FireTail at API World 2022

FireTail had the wonderful opportunity to speak at API World 2022. Our co-founder and CEO Jeremy gave a talk on API security as an application problem, and explained how solutions like FireTail can help.

FireTail at API World 2022

API security is a key concern right now, as API use has come to account for over 83% of all internet traffic, and API attacks are rising rapidly as a result. Jeremy goes over case studies of breaches and what we can learn from them.

A strong API security posture starts with visibility and includes several other elements like authentication and authorization for a holistic approach to secure APIs.

Key topics covered include:

  • What kinds of breaches have happened to date- case studies of API breaches from a variety of sources show us the range and complexity of recent API attacks.
  • What the causes of those breaches have been- learn from the mistakes of others in the industry so you can secure your APIs against a wide range of threats.
  • The API attack vectors- find out the most common attack vectors targeted by malicious actors in order to gain insight into vulnerabilities and take action now. 
  • Data visibility- visibility is the single most important aspect of API security, however, how can we gain the visibility we need? And what level of data visibility is really necessary to protect APIs?
  • How to think about API security as a program- there are many different aspects of API security that work together in tandem (visibility, centralized audit trail, code library, authentication, authorization, detection and response, alerting and monitoring, and more). API security is not a monolith and needs to be looked at from a variety of angles.

Webinar Transcript

Jeremy

Please note if you're watching this presentation after API world 2022, which happened in October. This is a rerecording of the presentation given there. 

Alright, let's kick things off. Hey, my name is Jeremy Snyder. I'm very happy to be here today. I'm the founder and CEO of a company called FireTail. We work in the API security space. And here today, what I want to share with you is my thoughts on why API security is an application security problem and not a network security problem. 

So just before we kind of dive into the content today, a few words about myself. I started my career as an IT and cybersecurity practitioner. I worked my way up through IT organizations at a couple of SaaS companies, and then a video game company for four years before going to join a little startup called AWS. 

In the early days of cloud computing, when a lot of customers were still kind of skeptical, what this, you know, cloud thing is all about. And is this really just kind of some spare server sitting somewhere and so on? 

In any event, I've spent the remainder of my career kind of working in customer facing roles within the cloud and cloud security space, most notably the last 5 to 6 years with a company first called Divvy Cloud and then acquired by Rapid7, where I then also spent some time working on M&A and got to be a part of a team doing three acquisitions, which was a fascinating process, but ultimately led me to kind of start FireTail towards the end of 2021 and really start to engage kind of deeper with customers in 2022. And that's a big part of what I'm here to talk to you today about some of the lessons learned and the things we observed along that journey. 

So let's start with some context why our API is so important all of a sudden? Well, the truth is, it's not all of a sudden. And for those who are in attendance at the physical conference of API world or even the virtual, you know, took their time to dedicate that towards an event centered around APIs, this is not going to be a surprise to you. APIs are critical in the modern web. Every mobile app, every IoT device is actually just a client speaking to a backend over an API where the transactions are processed through that API interface. 
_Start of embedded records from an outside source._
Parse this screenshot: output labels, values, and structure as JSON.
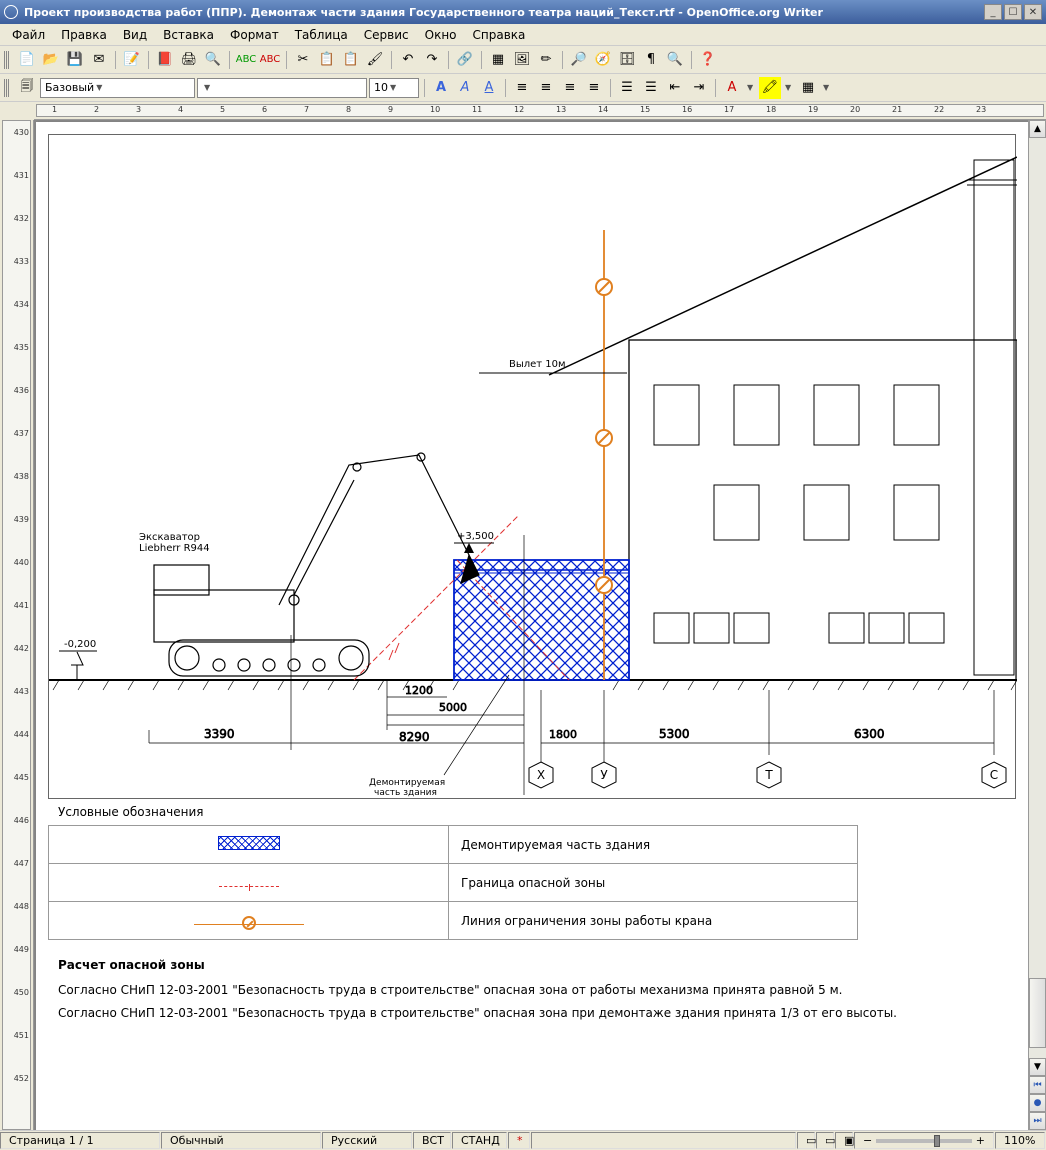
{
  "window": {
    "title": "Проект производства работ (ППР). Демонтаж части здания Государственного театра наций_Текст.rtf - OpenOffice.org Writer"
  },
  "menu": [
    "Файл",
    "Правка",
    "Вид",
    "Вставка",
    "Формат",
    "Таблица",
    "Сервис",
    "Окно",
    "Справка"
  ],
  "format_bar": {
    "style": "Базовый",
    "font": "",
    "size": "10"
  },
  "ruler_v": [
    430,
    431,
    432,
    433,
    434,
    435,
    436,
    437,
    438,
    439,
    440,
    441,
    442,
    443,
    444,
    445,
    446,
    447,
    448,
    449,
    450,
    451,
    452
  ],
  "ruler_h": [
    1,
    2,
    3,
    4,
    5,
    6,
    7,
    8,
    9,
    10,
    11,
    12,
    13,
    14,
    15,
    16,
    17,
    18,
    19,
    20,
    21,
    22,
    23
  ],
  "drawing": {
    "labels": {
      "excavator": "Экскаватор Liebherr R944",
      "boom": "Вылет 10м",
      "elev_top": "+3,500",
      "elev_ground": "-0,200",
      "demol_note": "Демонтируемая часть здания"
    },
    "dims": {
      "d3390": "3390",
      "d1200": "1200",
      "d5000": "5000",
      "d8290": "8290",
      "d1800": "1800",
      "d5300": "5300",
      "d6300": "6300"
    },
    "axes": [
      "Х",
      "У",
      "Т",
      "С"
    ]
  },
  "legend": {
    "title": "Условные обозначения",
    "rows": [
      "Демонтируемая часть здания",
      "Граница опасной зоны",
      "Линия ограничения зоны работы крана"
    ]
  },
  "section": {
    "title": "Расчет опасной зоны",
    "p1": "Согласно СНиП 12-03-2001 \"Безопасность труда в строительстве\" опасная зона от работы механизма принята равной 5 м.",
    "p2": "Согласно СНиП 12-03-2001 \"Безопасность труда в строительстве\" опасная зона при демонтаже здания принята 1/3 от его высоты."
  },
  "status": {
    "page": "Страница  1 / 1",
    "style": "Обычный",
    "lang": "Русский",
    "ins": "ВСТ",
    "std": "СТАНД",
    "zoom": "110%"
  }
}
And we know that more than 80% of web traffic nowadays is API calls. And if you think about that for a second, that's staggering. That means that, you know, four out of every five kind of “packets” that traverse across the routing infrastructure of the internet are not done on the behalf of humans. They're done on behalf of systems calling other systems or software calling other software. And when we think about, kind of, the architecture of an API in the application stack, you realize that the API is the thing that is sitting exposed on the network edge by definition and kind of by requirement. And so it represents 90% of the attack surface for these web applications. 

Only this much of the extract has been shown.